Assistance dog study aims to improve on 50 per cent success rate
A PhD candidate is investigating why only 50 per cent of puppies in assistance dog training pass muster.
Jimmy Mai of La Trobe University is conducting interviews and surveys as well as keeping a close eye on puppy training take place in Bendigo.
He hopes an analysis of training structures will revolutionise the in-demand assistance dog program around the globe.
"Before my research, most research in this area focused on selecting the right puppies, but they need to learn," he said.
"My focus is the puppy raisers, because they will help those high-quality puppies learn in the right way."
Shifting the focus
Mr Mai says more support, improved training methodologies and collaboration with training organisations are the keys to greater success.
"The biggest difference is to look at the puppy raising practice not just from training methodology, not just the individual puppies, not just the raisers, but all of them," he said.
"When we look at all those factors in relation to one another, there are connections that would make it a lot easier, and perhaps we can encourage collaboration with interdisciplinary research and also engage the public."

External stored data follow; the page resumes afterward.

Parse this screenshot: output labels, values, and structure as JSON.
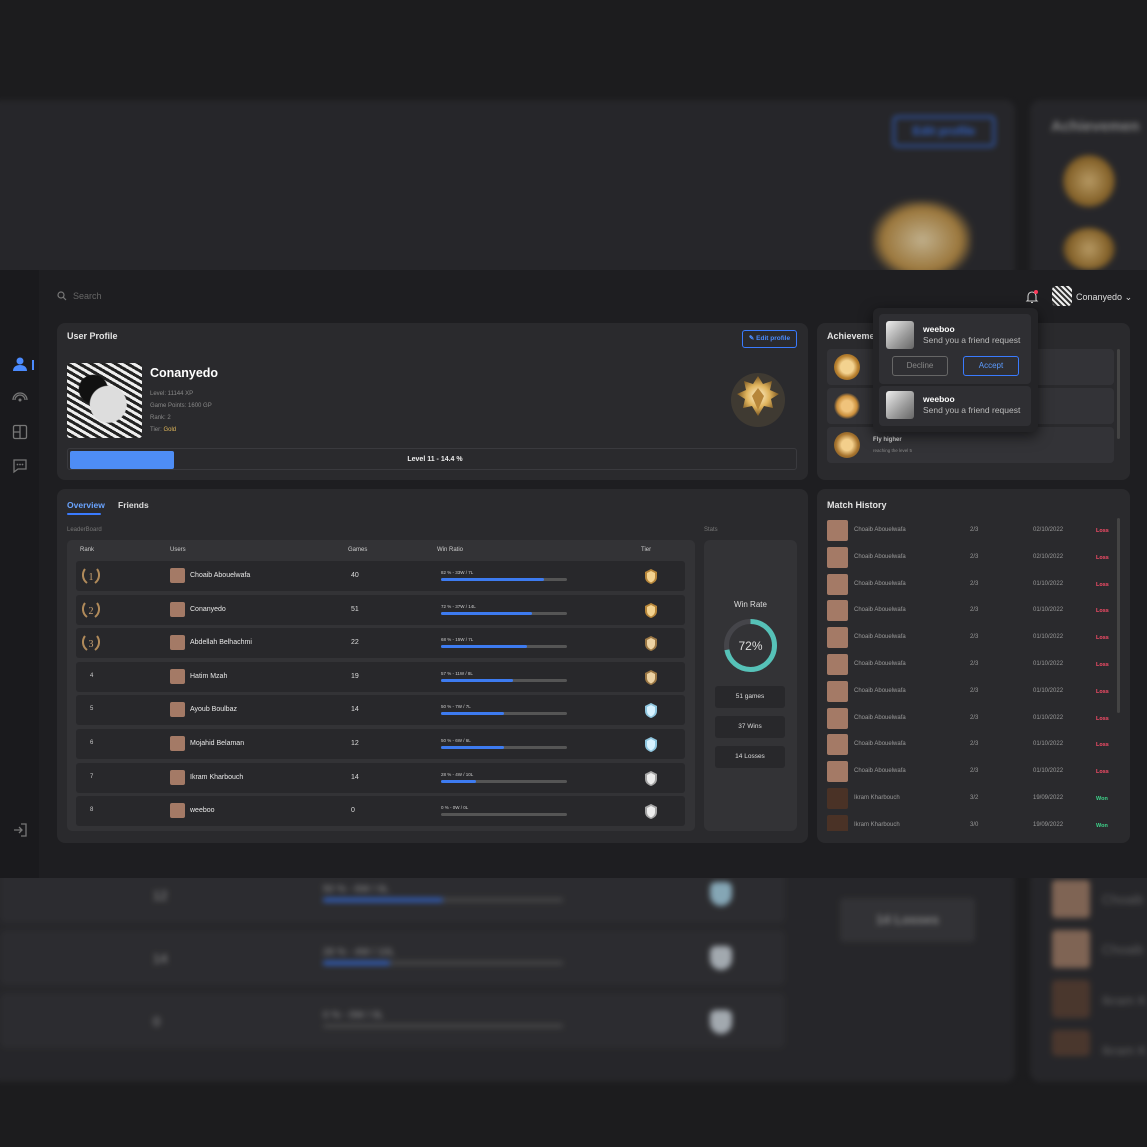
{
  "background": {
    "edit_label": "Edit profile",
    "achievements_title": "Achievemen",
    "rows": [
      {
        "games": "12",
        "ratio": "50 % - 6W / 6L",
        "fill": 0.5
      },
      {
        "games": "14",
        "ratio": "28 % - 4W / 10L",
        "fill": 0.28
      },
      {
        "games": "0",
        "ratio": "0 % - 0W / 0L",
        "fill": 0
      }
    ],
    "losses": "14 Losses",
    "names": [
      "Choaib",
      "Choaib",
      "Ikram K",
      "Ikram K"
    ]
  },
  "sidebar": {
    "icons": [
      "user-icon",
      "radar-icon",
      "game-board-icon",
      "chat-icon",
      "logout-icon"
    ]
  },
  "topbar": {
    "search_placeholder": "Search",
    "username": "Conanyedo",
    "chevron": "⌄"
  },
  "profile": {
    "title": "User Profile",
    "edit_label": "Edit profile",
    "name": "Conanyedo",
    "level": "Level: 11144 XP",
    "points": "Game Points: 1600 GP",
    "rank": "Rank: 2",
    "tier_label": "Tier:",
    "tier": "Gold",
    "xp_text": "Level 11 - 14.4 %",
    "xp_progress": 0.144
  },
  "achievements": {
    "title": "Achievemen",
    "items": [
      {
        "name": "",
        "desc": ""
      },
      {
        "name": "",
        "desc": ""
      },
      {
        "name": "Fly higher",
        "desc": "reaching the level 5"
      }
    ]
  },
  "notifications": {
    "items": [
      {
        "name": "weeboo",
        "message": "Send you a friend request"
      },
      {
        "name": "weeboo",
        "message": "Send you a friend request"
      }
    ],
    "decline": "Decline",
    "accept": "Accept"
  },
  "tabs": {
    "overview": "Overview",
    "friends": "Friends"
  },
  "leaderboard": {
    "label": "LeaderBoard",
    "headers": {
      "rank": "Rank",
      "users": "Users",
      "games": "Games",
      "ratio": "Win Ratio",
      "tier": "Tier"
    },
    "rows": [
      {
        "rank": "1",
        "user": "Choaib Abouelwafa",
        "games": "40",
        "ratio": "82 % - 33W / 7L",
        "fill": 0.82,
        "tier": "gold"
      },
      {
        "rank": "2",
        "user": "Conanyedo",
        "games": "51",
        "ratio": "72 % - 37W / 14L",
        "fill": 0.72,
        "tier": "gold"
      },
      {
        "rank": "3",
        "user": "Abdellah Belhachmi",
        "games": "22",
        "ratio": "68 % - 15W / 7L",
        "fill": 0.68,
        "tier": "silver"
      },
      {
        "rank": "4",
        "user": "Hatim Mzah",
        "games": "19",
        "ratio": "57 % - 11W / 8L",
        "fill": 0.57,
        "tier": "silver"
      },
      {
        "rank": "5",
        "user": "Ayoub Boulbaz",
        "games": "14",
        "ratio": "50 % - 7W / 7L",
        "fill": 0.5,
        "tier": "diamond"
      },
      {
        "rank": "6",
        "user": "Mojahid Belaman",
        "games": "12",
        "ratio": "50 % - 6W / 6L",
        "fill": 0.5,
        "tier": "diamond"
      },
      {
        "rank": "7",
        "user": "Ikram Kharbouch",
        "games": "14",
        "ratio": "28 % - 4W / 10L",
        "fill": 0.28,
        "tier": "platinum"
      },
      {
        "rank": "8",
        "user": "weeboo",
        "games": "0",
        "ratio": "0 % - 0W / 0L",
        "fill": 0,
        "tier": "platinum"
      }
    ]
  },
  "stats": {
    "label": "Stats",
    "win_rate_label": "Win Rate",
    "win_rate": "72%",
    "win_rate_value": 0.72,
    "games": "51 games",
    "wins": "37 Wins",
    "losses": "14 Losses"
  },
  "match_history": {
    "title": "Match History",
    "rows": [
      {
        "name": "Choaib Abouelwafa",
        "score": "2/3",
        "date": "02/10/2022",
        "result": "Loss"
      },
      {
        "name": "Choaib Abouelwafa",
        "score": "2/3",
        "date": "02/10/2022",
        "result": "Loss"
      },
      {
        "name": "Choaib Abouelwafa",
        "score": "2/3",
        "date": "01/10/2022",
        "result": "Loss"
      },
      {
        "name": "Choaib Abouelwafa",
        "score": "2/3",
        "date": "01/10/2022",
        "result": "Loss"
      },
      {
        "name": "Choaib Abouelwafa",
        "score": "2/3",
        "date": "01/10/2022",
        "result": "Loss"
      },
      {
        "name": "Choaib Abouelwafa",
        "score": "2/3",
        "date": "01/10/2022",
        "result": "Loss"
      },
      {
        "name": "Choaib Abouelwafa",
        "score": "2/3",
        "date": "01/10/2022",
        "result": "Loss"
      },
      {
        "name": "Choaib Abouelwafa",
        "score": "2/3",
        "date": "01/10/2022",
        "result": "Loss"
      },
      {
        "name": "Choaib Abouelwafa",
        "score": "2/3",
        "date": "01/10/2022",
        "result": "Loss"
      },
      {
        "name": "Choaib Abouelwafa",
        "score": "2/3",
        "date": "01/10/2022",
        "result": "Loss"
      },
      {
        "name": "Ikram Kharbouch",
        "score": "3/2",
        "date": "19/09/2022",
        "result": "Won"
      },
      {
        "name": "Ikram Kharbouch",
        "score": "3/0",
        "date": "19/09/2022",
        "result": "Won"
      }
    ]
  },
  "colors": {
    "accent": "#3a7bff",
    "loss": "#ff4d6a",
    "win": "#3ed38a",
    "gold": "#e0b75a",
    "donut": "#56c2b8"
  }
}
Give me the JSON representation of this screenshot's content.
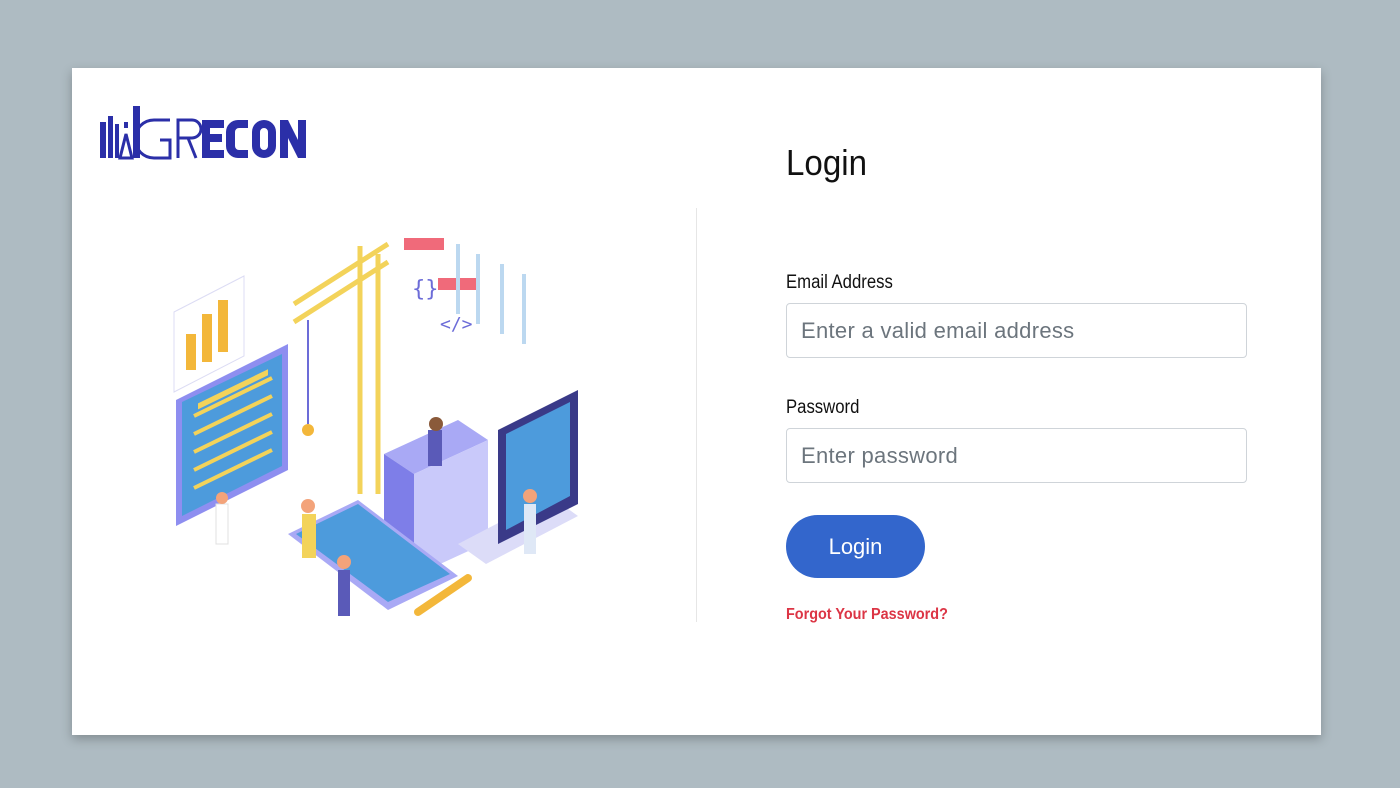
{
  "brand": {
    "name": "GRECON",
    "primary_color": "#2b2fa8",
    "accent_color": "#3366cc"
  },
  "login": {
    "title": "Login",
    "email_label": "Email Address",
    "email_placeholder": "Enter a valid email address",
    "email_value": "",
    "password_label": "Password",
    "password_placeholder": "Enter password",
    "password_value": "",
    "submit_label": "Login",
    "forgot_label": "Forgot Your Password?",
    "forgot_color": "#dc3545"
  },
  "illustration": {
    "icon": "web-development-isometric-illustration"
  }
}
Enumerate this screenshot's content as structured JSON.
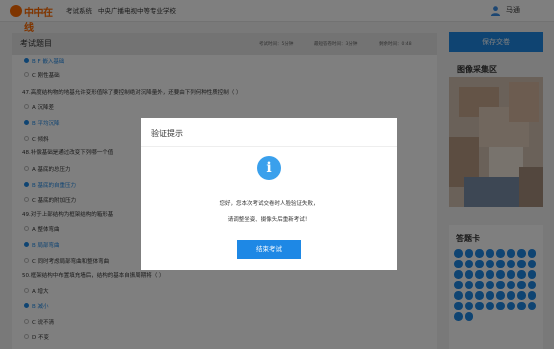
{
  "header": {
    "logo_text": "中中在线",
    "logo_sub": "ZHONGZHONG",
    "system_label": "考试系统",
    "school_name": "中央广播电视中等专业学校",
    "user_name": "马通"
  },
  "exam": {
    "title": "考试题目",
    "stats": [
      {
        "label": "考试时间：5分钟"
      },
      {
        "label": "最短答卷时间：3分钟"
      },
      {
        "label": "剩余时间：0:48"
      }
    ],
    "lines": [
      {
        "kind": "option",
        "text": "B F 嵌入基础",
        "selected": true
      },
      {
        "kind": "option",
        "text": "C 刚性基础",
        "selected": false
      },
      {
        "kind": "question",
        "text": "47.高度结构物的地基允许变形值除了要控制绝对沉降量外，还要由下列何种性质控制（   ）"
      },
      {
        "kind": "option",
        "text": "A 沉降差",
        "selected": false
      },
      {
        "kind": "option",
        "text": "B 平均沉降",
        "selected": true
      },
      {
        "kind": "option",
        "text": "C 倾斜",
        "selected": false
      },
      {
        "kind": "question",
        "text": "48.补偿基础是通过改变下列哪一个值"
      },
      {
        "kind": "option",
        "text": "A 基底的总压力",
        "selected": false
      },
      {
        "kind": "option",
        "text": "B 基底的自重压力",
        "selected": true
      },
      {
        "kind": "option",
        "text": "C 基底的附加压力",
        "selected": false
      },
      {
        "kind": "question",
        "text": "49.对于上部结构为框架结构的箱形基"
      },
      {
        "kind": "option",
        "text": "A 整体弯曲",
        "selected": false
      },
      {
        "kind": "option",
        "text": "B 局部弯曲",
        "selected": true
      },
      {
        "kind": "option",
        "text": "C 同时考虑局部弯曲和整体弯曲",
        "selected": false
      },
      {
        "kind": "question",
        "text": "50.框架结构中布置填充墙后，结构的基本自振周期将（   ）"
      },
      {
        "kind": "option",
        "text": "A 增大",
        "selected": false
      },
      {
        "kind": "option",
        "text": "B 减小",
        "selected": true
      },
      {
        "kind": "option",
        "text": "C 说不清",
        "selected": false
      },
      {
        "kind": "option",
        "text": "D 不变",
        "selected": false
      }
    ]
  },
  "sidebar": {
    "save_label": "保存交卷",
    "image_title": "图像采集区",
    "card_title": "答题卡",
    "answer_count": 50
  },
  "modal": {
    "title": "验证提示",
    "icon": "info-icon",
    "line1": "您好，您本次考试交卷时人脸验证失败，",
    "line2": "请调整坐姿、摄像头后重新考试！",
    "button_label": "结束考试"
  },
  "colors": {
    "accent": "#1e88e5",
    "info_icon": "#3aa0ec",
    "brand": "#ff6a00"
  }
}
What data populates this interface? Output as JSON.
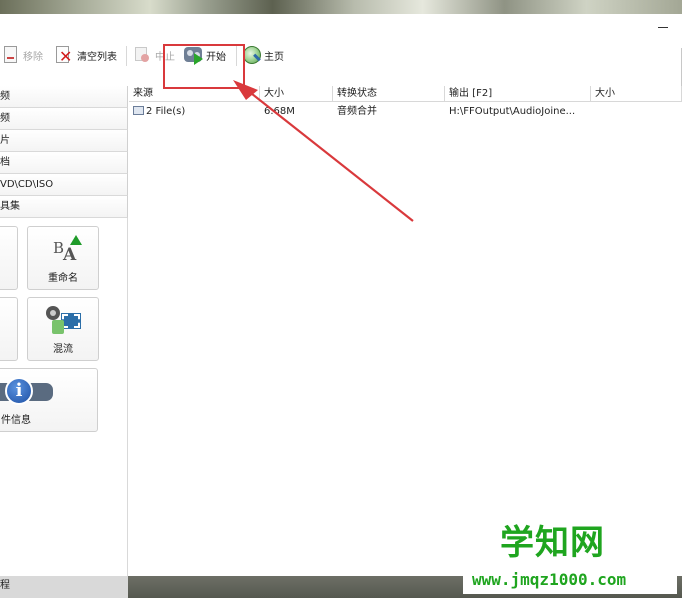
{
  "toolbar": {
    "remove_label": "移除",
    "clear_list_label": "清空列表",
    "stop_label": "中止",
    "start_label": "开始",
    "home_label": "主页"
  },
  "sidebar": {
    "categories": [
      "频",
      "频",
      "片",
      "档",
      "VD\\CD\\ISO",
      "具集"
    ],
    "tools": [
      {
        "label": "重命名",
        "icon": "rename-icon"
      },
      {
        "label": "混流",
        "icon": "mux-icon"
      },
      {
        "label": "件信息",
        "icon": "info-icon"
      }
    ]
  },
  "list": {
    "columns": [
      "来源",
      "大小",
      "转换状态",
      "输出 [F2]",
      "大小"
    ],
    "rows": [
      {
        "source": "2 File(s)",
        "size": "6.68M",
        "status": "音频合并",
        "output": "H:\\FFOutput\\AudioJoine...",
        "output_size": ""
      }
    ]
  },
  "statusbar": {
    "left_text": "程"
  },
  "watermark": {
    "title": "学知网",
    "url": "www.jmqz1000.com"
  },
  "annotation": {
    "color": "#d9393c"
  }
}
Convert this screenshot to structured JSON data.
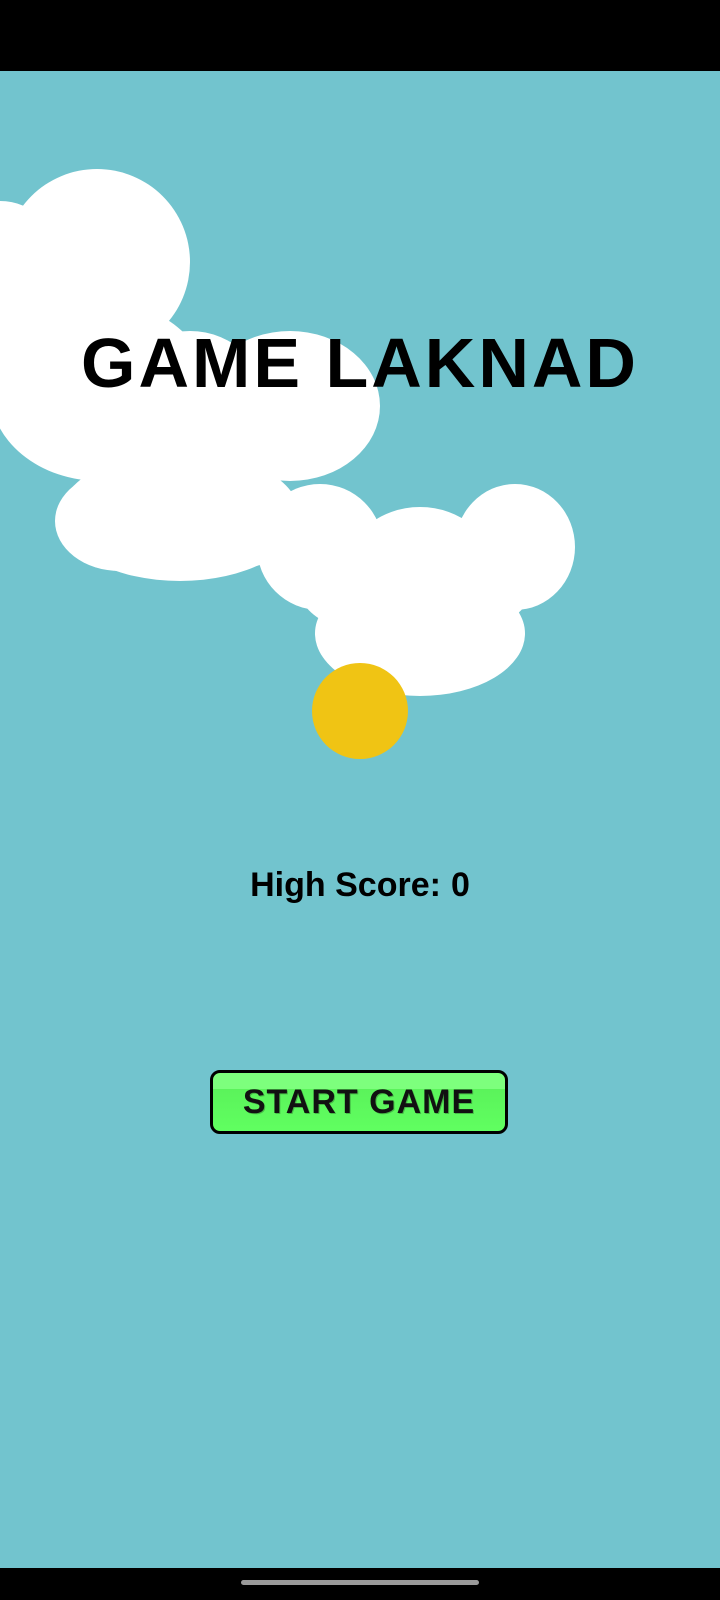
{
  "game": {
    "title": "GAME LAKNAD",
    "high_score_label": "High Score:",
    "high_score_value": "0",
    "start_button_label": "START GAME"
  },
  "colors": {
    "sky": "#72c4ce",
    "cloud": "#ffffff",
    "ball": "#f0c414",
    "button": "#66ff66",
    "text": "#000000"
  },
  "icons": {
    "ball": "yellow-ball-icon",
    "clouds": "cloud-icon"
  }
}
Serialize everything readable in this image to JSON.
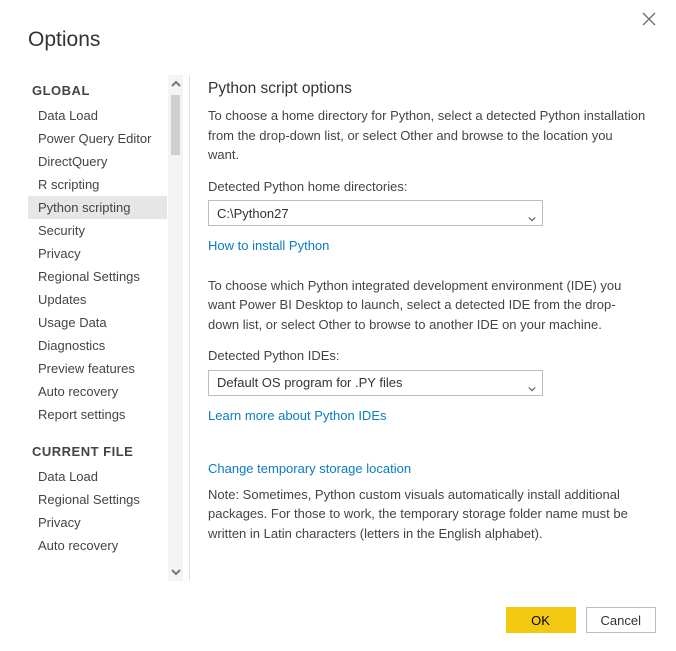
{
  "window": {
    "title": "Options"
  },
  "sidebar": {
    "section_global": "GLOBAL",
    "section_current": "CURRENT FILE",
    "global_items": [
      {
        "label": "Data Load"
      },
      {
        "label": "Power Query Editor"
      },
      {
        "label": "DirectQuery"
      },
      {
        "label": "R scripting"
      },
      {
        "label": "Python scripting"
      },
      {
        "label": "Security"
      },
      {
        "label": "Privacy"
      },
      {
        "label": "Regional Settings"
      },
      {
        "label": "Updates"
      },
      {
        "label": "Usage Data"
      },
      {
        "label": "Diagnostics"
      },
      {
        "label": "Preview features"
      },
      {
        "label": "Auto recovery"
      },
      {
        "label": "Report settings"
      }
    ],
    "current_items": [
      {
        "label": "Data Load"
      },
      {
        "label": "Regional Settings"
      },
      {
        "label": "Privacy"
      },
      {
        "label": "Auto recovery"
      }
    ]
  },
  "content": {
    "heading": "Python script options",
    "intro": "To choose a home directory for Python, select a detected Python installation from the drop-down list, or select Other and browse to the location you want.",
    "home_label": "Detected Python home directories:",
    "home_value": "C:\\Python27",
    "install_link": "How to install Python",
    "ide_intro": "To choose which Python integrated development environment (IDE) you want Power BI Desktop to launch, select a detected IDE from the drop-down list, or select Other to browse to another IDE on your machine.",
    "ide_label": "Detected Python IDEs:",
    "ide_value": "Default OS program for .PY files",
    "ide_link": "Learn more about Python IDEs",
    "storage_link": "Change temporary storage location",
    "storage_note": "Note: Sometimes, Python custom visuals automatically install additional packages. For those to work, the temporary storage folder name must be written in Latin characters (letters in the English alphabet)."
  },
  "footer": {
    "ok": "OK",
    "cancel": "Cancel"
  }
}
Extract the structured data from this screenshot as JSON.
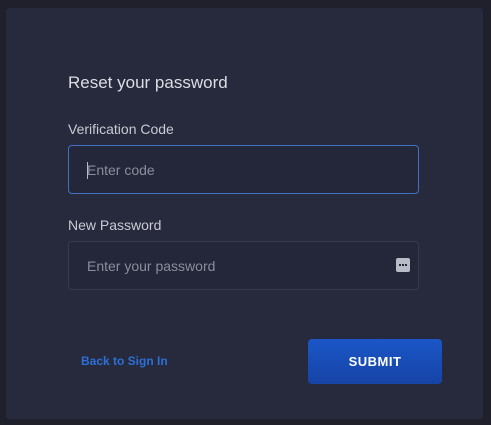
{
  "form": {
    "title": "Reset your password",
    "verification_code": {
      "label": "Verification Code",
      "placeholder": "Enter code",
      "value": ""
    },
    "new_password": {
      "label": "New Password",
      "placeholder": "Enter your password",
      "value": ""
    },
    "back_link": "Back to Sign In",
    "submit_label": "SUBMIT"
  },
  "icons": {
    "password_toggle": "password-manager-icon"
  },
  "colors": {
    "background": "#1f202c",
    "card": "#272a3d",
    "accent": "#1b56c8",
    "focus_border": "#3f72c6",
    "link": "#2c6fd6"
  }
}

La Trobe University psychology and counselling department head Pauleen Bennett said a greater focus on the puppy trainers could lead to immediate benefits for the community.
"There's an enormous amount of people who would benefit from an assistance dog in Australia," she said.
"There's a black hole where dogs are fostered out into the community, but then the problem of half the dogs aren't good enough for advance training.
"From my knowledge, Jimmy's project is a world-first — looking at the raising program with volunteers and seeing what makes it work and what we can improve."
Dr Bennett said assistance dogs enabled a variety of people to thrive in the community.
"The benefits of assistance dogs are kind of magical," she said.
"I'm a scientist, so I don't do magic.